I took my first flying lesson today. Amazing. I’ve wanted to fly a plane ever since I found a copy of The Joy of Flying in a pile of used books. I was probably in the 5th or 6th grade, and I can remember sitting in a chair in the living room of our trailer on Rockville Road, moving imaginary controls and trying to feel their effects in my mind, the wing biting into the air and lifting me off the ground, above the commonplace.
I rode my bicycle to the airport down in Greenwood. It’s about nine and a half miles straight down Emerson Av. I walked into the office, and asked the man behind the desk if I could take a lesson.
Half an hour later, a guy named Larry came out and asked if I was his new student. Student? That sounds a lot like school to me! (Oh how little I knew!)

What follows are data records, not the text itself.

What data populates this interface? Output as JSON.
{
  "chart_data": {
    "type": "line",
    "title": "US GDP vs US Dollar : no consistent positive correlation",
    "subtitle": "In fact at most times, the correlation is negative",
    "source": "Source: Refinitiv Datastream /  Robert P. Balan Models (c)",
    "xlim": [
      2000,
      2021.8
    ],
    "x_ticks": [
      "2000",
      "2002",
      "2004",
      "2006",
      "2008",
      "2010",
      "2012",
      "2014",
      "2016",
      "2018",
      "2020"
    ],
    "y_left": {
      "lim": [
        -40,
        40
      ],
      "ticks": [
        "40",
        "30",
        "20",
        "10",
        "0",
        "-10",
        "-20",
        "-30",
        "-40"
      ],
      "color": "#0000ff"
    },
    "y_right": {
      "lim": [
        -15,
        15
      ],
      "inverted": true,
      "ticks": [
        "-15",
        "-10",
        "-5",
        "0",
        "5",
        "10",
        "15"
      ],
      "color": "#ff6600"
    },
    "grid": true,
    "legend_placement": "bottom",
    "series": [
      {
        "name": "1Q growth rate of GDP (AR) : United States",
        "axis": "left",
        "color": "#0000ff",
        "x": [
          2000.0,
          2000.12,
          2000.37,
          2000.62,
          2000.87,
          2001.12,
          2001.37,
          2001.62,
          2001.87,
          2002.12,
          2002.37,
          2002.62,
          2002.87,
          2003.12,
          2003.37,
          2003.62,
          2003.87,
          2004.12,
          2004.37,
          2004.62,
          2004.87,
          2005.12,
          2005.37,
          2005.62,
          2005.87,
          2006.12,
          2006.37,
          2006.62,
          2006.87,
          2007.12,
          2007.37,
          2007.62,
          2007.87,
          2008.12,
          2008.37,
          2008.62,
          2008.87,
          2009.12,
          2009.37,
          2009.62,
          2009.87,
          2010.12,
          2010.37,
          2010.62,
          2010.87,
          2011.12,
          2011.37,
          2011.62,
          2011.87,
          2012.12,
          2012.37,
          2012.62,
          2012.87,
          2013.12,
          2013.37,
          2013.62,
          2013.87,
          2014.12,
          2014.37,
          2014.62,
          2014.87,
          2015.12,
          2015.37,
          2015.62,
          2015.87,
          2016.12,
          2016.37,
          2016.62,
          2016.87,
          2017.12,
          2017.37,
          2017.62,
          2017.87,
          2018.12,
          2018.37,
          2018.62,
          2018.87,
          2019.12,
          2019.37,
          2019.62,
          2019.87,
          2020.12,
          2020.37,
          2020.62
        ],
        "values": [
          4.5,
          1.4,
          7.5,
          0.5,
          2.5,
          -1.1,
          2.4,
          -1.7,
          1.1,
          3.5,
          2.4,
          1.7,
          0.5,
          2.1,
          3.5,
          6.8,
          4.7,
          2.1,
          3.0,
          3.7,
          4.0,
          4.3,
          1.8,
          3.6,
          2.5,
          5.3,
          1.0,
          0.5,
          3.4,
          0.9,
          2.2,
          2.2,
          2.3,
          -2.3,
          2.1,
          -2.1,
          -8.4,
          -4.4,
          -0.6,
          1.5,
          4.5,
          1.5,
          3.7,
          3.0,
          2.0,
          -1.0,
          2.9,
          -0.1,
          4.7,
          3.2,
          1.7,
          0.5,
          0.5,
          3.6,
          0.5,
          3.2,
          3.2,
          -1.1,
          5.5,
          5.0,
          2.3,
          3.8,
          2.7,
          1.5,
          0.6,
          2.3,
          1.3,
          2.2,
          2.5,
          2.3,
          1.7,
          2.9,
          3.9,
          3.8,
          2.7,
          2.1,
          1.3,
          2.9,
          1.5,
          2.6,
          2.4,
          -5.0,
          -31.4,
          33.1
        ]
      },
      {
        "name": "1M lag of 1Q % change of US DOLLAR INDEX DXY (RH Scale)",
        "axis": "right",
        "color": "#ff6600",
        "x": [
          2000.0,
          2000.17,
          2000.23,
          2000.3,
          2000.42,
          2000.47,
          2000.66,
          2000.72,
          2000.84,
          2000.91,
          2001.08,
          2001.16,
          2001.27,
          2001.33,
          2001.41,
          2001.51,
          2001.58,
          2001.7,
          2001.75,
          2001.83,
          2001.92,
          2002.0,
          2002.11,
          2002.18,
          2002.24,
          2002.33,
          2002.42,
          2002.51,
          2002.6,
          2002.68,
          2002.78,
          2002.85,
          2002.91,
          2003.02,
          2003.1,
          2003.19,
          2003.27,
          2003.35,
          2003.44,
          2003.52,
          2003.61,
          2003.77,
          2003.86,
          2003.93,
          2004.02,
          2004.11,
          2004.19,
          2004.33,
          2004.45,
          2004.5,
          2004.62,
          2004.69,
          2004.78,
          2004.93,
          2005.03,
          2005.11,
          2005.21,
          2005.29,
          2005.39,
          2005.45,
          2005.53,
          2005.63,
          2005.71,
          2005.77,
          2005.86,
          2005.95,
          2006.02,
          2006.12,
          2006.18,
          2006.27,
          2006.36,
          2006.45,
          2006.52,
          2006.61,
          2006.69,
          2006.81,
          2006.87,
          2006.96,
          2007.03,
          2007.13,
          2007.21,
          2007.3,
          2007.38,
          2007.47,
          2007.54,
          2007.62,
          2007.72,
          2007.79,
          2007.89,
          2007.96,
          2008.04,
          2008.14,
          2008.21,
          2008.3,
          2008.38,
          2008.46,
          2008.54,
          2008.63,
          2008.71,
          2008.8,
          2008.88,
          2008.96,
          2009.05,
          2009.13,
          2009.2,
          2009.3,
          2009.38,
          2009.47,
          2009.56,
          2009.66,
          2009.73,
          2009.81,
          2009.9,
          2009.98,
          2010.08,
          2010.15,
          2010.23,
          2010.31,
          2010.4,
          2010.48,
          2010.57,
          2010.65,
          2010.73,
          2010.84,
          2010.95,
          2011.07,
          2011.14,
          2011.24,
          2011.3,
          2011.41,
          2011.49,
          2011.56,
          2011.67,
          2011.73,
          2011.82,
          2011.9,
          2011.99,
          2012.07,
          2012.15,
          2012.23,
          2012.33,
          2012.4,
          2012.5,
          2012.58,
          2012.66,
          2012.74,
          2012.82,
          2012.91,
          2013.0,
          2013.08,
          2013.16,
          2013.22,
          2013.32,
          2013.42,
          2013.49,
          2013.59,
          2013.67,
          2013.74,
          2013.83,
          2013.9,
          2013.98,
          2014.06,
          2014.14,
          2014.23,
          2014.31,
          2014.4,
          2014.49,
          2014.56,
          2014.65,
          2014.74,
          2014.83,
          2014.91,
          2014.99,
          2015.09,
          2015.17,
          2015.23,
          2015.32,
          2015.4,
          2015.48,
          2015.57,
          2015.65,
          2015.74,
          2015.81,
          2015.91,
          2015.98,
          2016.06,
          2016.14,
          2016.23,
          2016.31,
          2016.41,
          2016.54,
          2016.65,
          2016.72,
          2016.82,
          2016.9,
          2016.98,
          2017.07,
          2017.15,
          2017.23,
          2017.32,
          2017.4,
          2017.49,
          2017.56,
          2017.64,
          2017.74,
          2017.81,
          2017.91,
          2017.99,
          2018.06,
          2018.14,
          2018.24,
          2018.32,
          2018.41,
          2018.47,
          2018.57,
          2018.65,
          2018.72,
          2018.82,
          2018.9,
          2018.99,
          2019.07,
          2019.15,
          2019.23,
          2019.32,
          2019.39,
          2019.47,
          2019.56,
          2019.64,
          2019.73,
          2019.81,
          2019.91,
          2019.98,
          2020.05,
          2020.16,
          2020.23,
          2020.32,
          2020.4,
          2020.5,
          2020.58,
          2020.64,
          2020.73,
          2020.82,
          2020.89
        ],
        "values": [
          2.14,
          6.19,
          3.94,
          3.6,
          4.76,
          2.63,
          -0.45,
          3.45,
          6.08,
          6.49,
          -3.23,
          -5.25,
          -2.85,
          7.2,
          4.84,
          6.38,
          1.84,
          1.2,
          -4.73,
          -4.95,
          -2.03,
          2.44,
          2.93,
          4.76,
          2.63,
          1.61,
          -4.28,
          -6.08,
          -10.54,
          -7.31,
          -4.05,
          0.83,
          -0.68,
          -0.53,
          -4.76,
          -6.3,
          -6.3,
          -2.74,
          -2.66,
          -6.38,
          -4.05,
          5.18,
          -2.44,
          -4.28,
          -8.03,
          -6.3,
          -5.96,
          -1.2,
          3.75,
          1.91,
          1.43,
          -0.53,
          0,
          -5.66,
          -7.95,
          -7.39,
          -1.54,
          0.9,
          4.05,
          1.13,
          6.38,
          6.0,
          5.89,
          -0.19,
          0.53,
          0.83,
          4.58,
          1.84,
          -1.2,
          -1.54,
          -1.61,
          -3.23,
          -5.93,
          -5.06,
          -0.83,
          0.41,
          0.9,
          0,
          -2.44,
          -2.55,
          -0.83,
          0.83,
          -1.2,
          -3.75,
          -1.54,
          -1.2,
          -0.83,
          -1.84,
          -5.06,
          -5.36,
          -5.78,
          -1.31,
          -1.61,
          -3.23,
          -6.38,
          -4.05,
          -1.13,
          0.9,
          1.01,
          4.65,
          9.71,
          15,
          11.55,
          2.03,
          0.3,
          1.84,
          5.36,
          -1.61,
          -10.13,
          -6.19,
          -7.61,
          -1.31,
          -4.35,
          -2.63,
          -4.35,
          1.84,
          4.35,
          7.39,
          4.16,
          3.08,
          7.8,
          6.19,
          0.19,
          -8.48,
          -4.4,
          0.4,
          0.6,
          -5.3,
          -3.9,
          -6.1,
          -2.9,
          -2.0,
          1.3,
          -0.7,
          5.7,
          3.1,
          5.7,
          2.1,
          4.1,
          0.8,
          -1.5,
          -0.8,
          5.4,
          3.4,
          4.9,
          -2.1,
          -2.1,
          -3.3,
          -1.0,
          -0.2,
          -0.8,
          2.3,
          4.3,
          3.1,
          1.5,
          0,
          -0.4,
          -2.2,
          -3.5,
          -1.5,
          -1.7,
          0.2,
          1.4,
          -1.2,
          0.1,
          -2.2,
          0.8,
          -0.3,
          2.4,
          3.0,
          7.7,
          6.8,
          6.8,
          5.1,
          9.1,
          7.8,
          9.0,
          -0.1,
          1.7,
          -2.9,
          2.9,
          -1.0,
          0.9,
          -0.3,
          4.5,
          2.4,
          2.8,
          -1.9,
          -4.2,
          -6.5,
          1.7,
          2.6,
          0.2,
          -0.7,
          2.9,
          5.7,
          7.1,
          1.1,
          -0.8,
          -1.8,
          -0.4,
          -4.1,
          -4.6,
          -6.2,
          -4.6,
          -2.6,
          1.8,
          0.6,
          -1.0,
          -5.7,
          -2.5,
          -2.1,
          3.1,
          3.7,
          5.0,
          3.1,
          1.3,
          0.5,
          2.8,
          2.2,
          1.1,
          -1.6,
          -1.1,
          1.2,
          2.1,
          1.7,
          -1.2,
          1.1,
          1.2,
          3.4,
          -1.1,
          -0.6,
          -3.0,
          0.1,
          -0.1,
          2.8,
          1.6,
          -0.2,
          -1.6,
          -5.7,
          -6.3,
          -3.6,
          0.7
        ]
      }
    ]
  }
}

We walked out to the plane, a red Cessna 150 with N23505 painted on the side. We walked around the airplane, and he started explaining the various parts and controls to me. He said we were “pre-flighting” the plane. We got in, and I was immediately struck by how small it was inside. I didn’t know you could sit that close to someone else without being related to or in love with them. I seem to be all elbows as I try and move around the cockpit, such as it is, and touch the various dials and switches he shows me.
Finally he pulled out a little card he called the “checklist” and we went through it step-by-step until we got to the point where I had to pull the little handle to start the engine. The starter ground, and then the plane shuddered as the engine caught. It seemed awfully loud to me. Larry moved the plane out of the parking spot and then showed me how to steer it with my feet as we swerved down the taxiway towards the end of the runway. It’s an odd feeling to try and steer something with your feet, and it’s especially ungainly and awkward since the pedals seem to be connected to the nosewheel by something akin to rubber bands.
At the end of the runway, finally, Larry “ran up” the engine and said we could fly, and had me put just my fingertips on the wheel to feel his movements as we took off. He pushed in the throttle, and we sped down the runway, and before I could take it all in, I felt him move the wheel back and the ground dropped away at an angle.
Look Mom! I’m Flying! Well, I wasn’t, actually, but I was sitting in front of the controls of an airplane in flight. We climbed away from the airport, and Larry started to explain how the airplane was naturally stable in flight and to prove it, he let go of the controls. Nothing happened. Interesting. He then had me take the wheel, and immediately, the airplane started going places it wan’t supposed to, or so I thought. I’ve never felt anything that sensitive to my touch in my life. After a few minutes, it seemed I could fly in more or less of a straight line without turning us over, and he introduced me to the compass and turns by asking me to point the nose at “that water tower over there”. I did, and he immediately said something about backpressure and altitude. I looked and after a couple of feats of mental gymnastics, I got the idea that if you don’t hold the nose up in a turn, you lose altitude, and I had apparently lost a couple of hundred feet.
After a bit more practice, he asked where I thought we were. I looked around, and realized that I had absolutely no idea. I couldn’t see anything I recognized, and began to understand that there was a lot more to this flying business than I thought. Larry let me off the hook by pointing out a strip in the distance. “That’s the Shelbyville airport. Let’s land over there to take a break for a minute.” He pulled out the throttle an inch or so, and the engine quieted down, and I had sort of a “Whoa!!!!” moment when the nose of the airplane dropped as we began our descent. I must have gasped or looked green or something, because Larry looked at me a little closer and said “Do you want to go back?” “No, I just didn’t expect that right then.”
I watched with interest as he took over the controls, and watched the runway loom in the windshield as he landed with a little bump. We taxied back to the end of the runway, and he had me steer it down the runway as we took off, my feet desperately trying to keep the plane somewhere in the vicinity of the middle third of the this (much wider) runway. Again, the ground tilted, we lifted above the cornfields, and I got to practice keeping the wings level and making small turns as we flew back to the Skyway airport. Once again, he landed, and I went inside and paid. I purchased a logbook, and it now has one line filled out:
6/27/70 SKYWAY SHB CE-150 23505 CONT 100 1.o FAM FLIGHT, BASIC CTL, TURNS STR-LEV and a real live signature.
Oh, now I need to go tell my Mom what I did this afternoon. She doesn’t know.